Ranking movements Legend: ██ Increase in ranking ██ Decrease in ranking — = Not ranked RV = Received votes
Week
Poll: Pre; 1; 2; 3; 4; 5; 6; 7; 8; 9; 10; 11; 12; 13; 14; Final
AP: 11; 8; 22; 21; RV; RV; RV; RV; RV; RV; RV; RV; RV; 25; 25; RV
Coaches: 10; 8; 21; 21; RV; —; RV; RV; —; RV; —; RV; RV; 25; 25; RV
Harris: Not released; RV; RV; RV; RV; RV; RV; —; RV; RV; 25; 25; Not released
BCS: Not released; —; —; —; —; —; —; —; —; Not released

==Game summaries==

===Ball State===

- Source: Box Score

The Hawkeyes opened the much-anticipated 2005 season against a Cardinals team that had 13 players suspended for the game. This one was over early as the Hawks raced to a 28-0 lead after one quarter. Iowa extended the advantage to 49-0 by halftime and cruised from there. Dating back to last season, this was the 9th consecutive win for the Hawkeyes.

| Team | 1 | 2 | 3 | 4 | Total |
|---|---|---|---|---|---|
| Cardinals | 0 | 0 | 0 | 0 | 0 |
| • No. 11 Hawkeyes | 28 | 21 | 0 | 7 | 56 |

===At Iowa State===

- Source: Box Score

| Team | 1 | 2 | 3 | 4 | Total |
|---|---|---|---|---|---|
| No. 8 Hawkeyes | 0 | 0 | 3 | 0 | 3 |
| • Cyclones | 6 | 10 | 0 | 7 | 23 |

===Northern Iowa===

- Source: Box Score

The Panthers drove the ball effectively but it wasn't enough to overcome an early deficit.

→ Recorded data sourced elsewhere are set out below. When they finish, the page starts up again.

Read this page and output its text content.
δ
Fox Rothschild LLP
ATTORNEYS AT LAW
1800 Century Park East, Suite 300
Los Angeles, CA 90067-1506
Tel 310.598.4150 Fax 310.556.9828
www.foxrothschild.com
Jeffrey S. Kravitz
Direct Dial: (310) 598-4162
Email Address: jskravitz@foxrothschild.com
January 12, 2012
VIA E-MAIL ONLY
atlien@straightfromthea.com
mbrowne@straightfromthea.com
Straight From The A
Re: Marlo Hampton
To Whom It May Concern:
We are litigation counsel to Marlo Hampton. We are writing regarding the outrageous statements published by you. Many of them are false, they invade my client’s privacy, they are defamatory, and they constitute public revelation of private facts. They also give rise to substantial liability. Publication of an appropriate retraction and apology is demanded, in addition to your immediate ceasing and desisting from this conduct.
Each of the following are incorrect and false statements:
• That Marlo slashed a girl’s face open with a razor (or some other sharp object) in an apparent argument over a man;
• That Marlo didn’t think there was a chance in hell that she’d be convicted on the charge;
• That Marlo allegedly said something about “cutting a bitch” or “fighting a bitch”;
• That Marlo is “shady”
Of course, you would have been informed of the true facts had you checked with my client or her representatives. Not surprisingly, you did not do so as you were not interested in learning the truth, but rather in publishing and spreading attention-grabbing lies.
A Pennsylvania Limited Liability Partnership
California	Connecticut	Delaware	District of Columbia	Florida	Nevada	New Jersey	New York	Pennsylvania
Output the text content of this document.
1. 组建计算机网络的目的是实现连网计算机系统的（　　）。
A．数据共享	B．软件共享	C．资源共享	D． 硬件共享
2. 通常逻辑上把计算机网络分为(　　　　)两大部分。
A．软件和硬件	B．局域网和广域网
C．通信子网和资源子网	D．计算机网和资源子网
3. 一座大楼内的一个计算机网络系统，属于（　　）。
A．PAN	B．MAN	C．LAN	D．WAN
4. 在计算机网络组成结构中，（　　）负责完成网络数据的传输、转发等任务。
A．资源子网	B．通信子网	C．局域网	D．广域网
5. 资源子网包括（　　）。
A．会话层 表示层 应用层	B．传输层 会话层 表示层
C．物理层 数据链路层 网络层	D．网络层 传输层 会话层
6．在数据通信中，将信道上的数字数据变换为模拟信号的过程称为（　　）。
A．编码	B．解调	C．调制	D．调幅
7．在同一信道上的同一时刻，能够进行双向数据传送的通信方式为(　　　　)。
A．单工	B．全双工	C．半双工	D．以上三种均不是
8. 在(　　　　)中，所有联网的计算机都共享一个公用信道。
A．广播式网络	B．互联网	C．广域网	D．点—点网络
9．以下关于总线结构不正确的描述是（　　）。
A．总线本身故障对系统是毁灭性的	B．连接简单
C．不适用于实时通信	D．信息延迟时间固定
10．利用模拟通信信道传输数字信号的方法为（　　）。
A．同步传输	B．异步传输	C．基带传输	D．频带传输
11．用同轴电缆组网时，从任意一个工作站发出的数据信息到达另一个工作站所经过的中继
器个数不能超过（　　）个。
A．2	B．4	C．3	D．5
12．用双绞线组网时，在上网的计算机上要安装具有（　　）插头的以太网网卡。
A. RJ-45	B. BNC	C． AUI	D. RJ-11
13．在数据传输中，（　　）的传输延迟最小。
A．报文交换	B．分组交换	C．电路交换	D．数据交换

| Team | 1 | 2 | 3 | 4 | Total |
|---|---|---|---|---|---|
| Panthers | 0 | 7 | 0 | 14 | 21 |
| • No. 22 Hawkeyes | 14 | 17 | 7 | 7 | 45 |

===At Ohio State===

- Source: Box Score

| Team | 1 | 2 | 3 | 4 | Total |
|---|---|---|---|---|---|
| No. 21 Hawkeyes | 0 | 0 | 3 | 3 | 6 |
| • No. 8 Buckeyes | 7 | 10 | 7 | 7 | 31 |

===Illinois===

- Source: Box Score

Illinois was able to drive the ball but Iowa limited them to just one touchdown in this homecoming game. Albert Young was a force on the ground rushing for over 100 yards with nearly eight yards a carry. One of the most memorable plays of the contest came on the Hawkeyes second touchdown as Ed Hinkel took a reverse 20 yards in for a score, jumping over an Illinois defender in the process. Kenny Iwebema also blocked two Illini field goals in the first half.

| Team | 1 | 2 | 3 | 4 | Total |
|---|---|---|---|---|---|
| Fighting Illini | 0 | 0 | 7 | 0 | 7 |
| • Hawkeyes | 14 | 0 | 14 | 7 | 35 |

===At Purdue===

- Source: Box Score

Both Drew Tate and Clinton Solomon had career games in this blowout on the road. Tate had over 350 yards passing with Solomon compiling 166 of them as Purdue had no answer for him.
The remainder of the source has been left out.